【keras入门】使用 keras 训练 MNIST 数据集

文章目录

一、代码

以下代码提供了四种创建model的方式：其中包含两张使用 Sequential() 的方法，一种使用 keras API的方法，以及一种将 model 定义为 keras.Model 的子类的方法。

import tensorflow as tf
import tensorflow.keras as keras


def load_dataset():
    (x_train, y_train), (x_valid, y_valid) = keras.datasets.mnist.load_data()
    class_num = 10
    assert x_train.shape == (60000, 28, 28)
    assert x_valid.shape == (10000, 28, 28)
    assert y_train.shape == (60000,)    # 这里写成 (60000, 1)会报错
    assert y_valid.shape == (10000,)

    # 将数据归一化到0-1之间的浮点数
    # y=tf.cast(x,dtype) 表示将x的数据类型转为 dtype类型,返回 y
    x_train = tf.cast(x_train / 255, tf.float32)
    x_valid = tf.cast(x_valid / 255, tf.float32)
    y_train = tf.cast(y_train, tf.int64)
    y_valid = tf.cast(y_valid, tf.int64)

    return x_train, x_valid, y_train, y_valid, class_num


def bulid_model(x_train, class_num):
    # 第一种创建模型的方法
    model1 = keras.models.Sequential([
        keras.layers.Flatten(input_shape=(x_train.shape[1], x_train.shape[2])),  # input_shape=(28,28)
        keras.layers.Dense(units=512, activation=tf.nn.relu),
        keras.layers.Dropout(0.2),
        keras.layers.Dense(class_num, activation=tf.nn.softmax)
    ])

    # 第二种创建模型的方法
    model2 = keras.models.Sequential()
    model2.add(keras.layers.Flatten(input_shape=(x_train.shape[1], x_train.shape[2])))
    model2.add(keras.layers.Dense(units=512, activation=tf.nn.relu))
    model2.add(keras.layers.Dropout(0.2))
    model2.add(keras.layers.Dense(class_num, activation=tf.nn.softmax))

    # 第三种创建模型的方法
    input = keras.Input(shape=(x_train.shape[1], x_train.shape[2]))
    x = keras.layers.Flatten()(input)
    x = keras.layers.Dense(units=512, activation=tf.nn.relu)(x)
    x = keras.layers.Dropout(0.2)(x)
    output = keras.layers.Dense(units=class_num, activation=tf.nn.softmax)(x)
    model3 = keras.Model(inputs=input, outputs=output)

    # 第四种创建模型的方法
    class MnistModel(tf.keras.Model):
        def __init__(self, num_classes=10):
            super(MnistModel, self).__init__()
            self.x0 = tf.keras.layers.Flatten()
            self.x1 = tf.keras.layers.Dense(units=512, activation=tf.nn.relu)
            self.x2 = tf.keras.layers.Dropout(0.2)
            self.predictions = tf.keras.layers.Dense(units=10, activation=tf.nn.softmax)

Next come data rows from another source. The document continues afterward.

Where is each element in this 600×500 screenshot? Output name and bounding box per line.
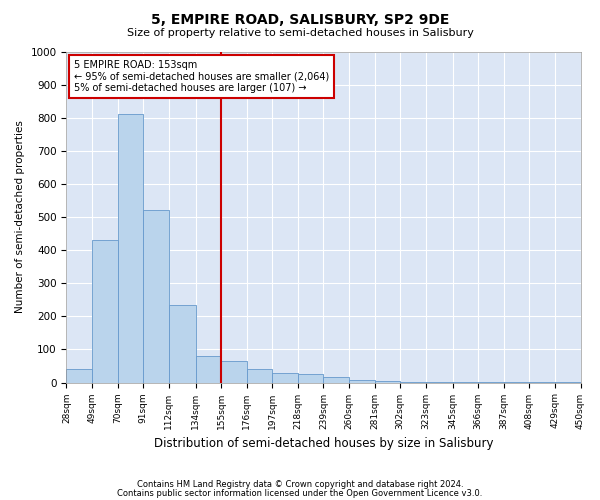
- Bar: [221, 361, 247, 382]
- Bar: [143, 210, 169, 382]
- Text: Contains public sector information licensed under the Open Government Licence v3: Contains public sector information licen…: [118, 488, 482, 498]
- X-axis label: Distribution of semi-detached houses by size in Salisbury: Distribution of semi-detached houses by …: [154, 437, 493, 450]
- Bar: [67, 370, 92, 382]
- Y-axis label: Number of semi-detached properties: Number of semi-detached properties: [15, 120, 25, 314]
- Bar: [169, 305, 196, 382]
- Bar: [349, 380, 374, 382]
- Text: 5 EMPIRE ROAD: 153sqm
← 95% of semi-detached houses are smaller (2,064)
5% of se: 5 EMPIRE ROAD: 153sqm ← 95% of semi-deta…: [74, 60, 329, 93]
- Bar: [298, 374, 323, 382]
- Text: Contains HM Land Registry data © Crown copyright and database right 2024.: Contains HM Land Registry data © Crown c…: [137, 480, 463, 489]
- Bar: [272, 372, 298, 382]
- Text: Size of property relative to semi-detached houses in Salisbury: Size of property relative to semi-detach…: [127, 28, 473, 38]
- Bar: [118, 114, 143, 382]
- Bar: [92, 240, 118, 382]
- Bar: [196, 356, 221, 382]
- Text: 5, EMPIRE ROAD, SALISBURY, SP2 9DE: 5, EMPIRE ROAD, SALISBURY, SP2 9DE: [151, 12, 449, 26]
- Bar: [247, 370, 272, 382]
- Bar: [374, 381, 400, 382]
- Bar: [323, 376, 349, 382]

        def call(self, input):
            x = self.x0(input)
            x = self.x1(x)
            x = self.x2(x)
            return self.predictions(x)
    model4 = MnistModel()

    return model1, model2, model3, model4


def train(x_train, x_valid, y_train, y_valid, batch_size, epochs, model):
    # 编译模型
    # 采用 sparse_categorical_crossentropy 而不是 categorical_crossentropy 损失函数，可以直接传入int类型的label，而不需要one-hot类型
    optimiser = keras.optimizers.Adam()
    model.compile(optimizer=optimiser, loss='sparse_categorical_crossentropy', metrics=['accuracy'])

    # 打印模型结构
    # model.summary()必须要在模型编译之后才能执行，否则会报错 ”This model has not yet been built“
    # 使用 model4时 model.summary() 只能在模型训练之后打印模型结构，不知道为什么。
    print("model:")
    model.summary()

    # train
    print("train:")
    model.fit(x_train, y_train, batch_size=batch_size, epochs=epochs)

    # valid
    print("valid:")
    model.evaluate(x_valid, y_valid)


def main(epochs, batch_size):
    x_train, x_valid, y_train, y_valid, class_num = load_dataset()
    model1, model2, model3, model4 = bulid_model(x_train, class_num)
    # 这里修改使用的model类型
    train(x_train, x_valid, y_train, y_valid, batch_size, epochs, model=model1)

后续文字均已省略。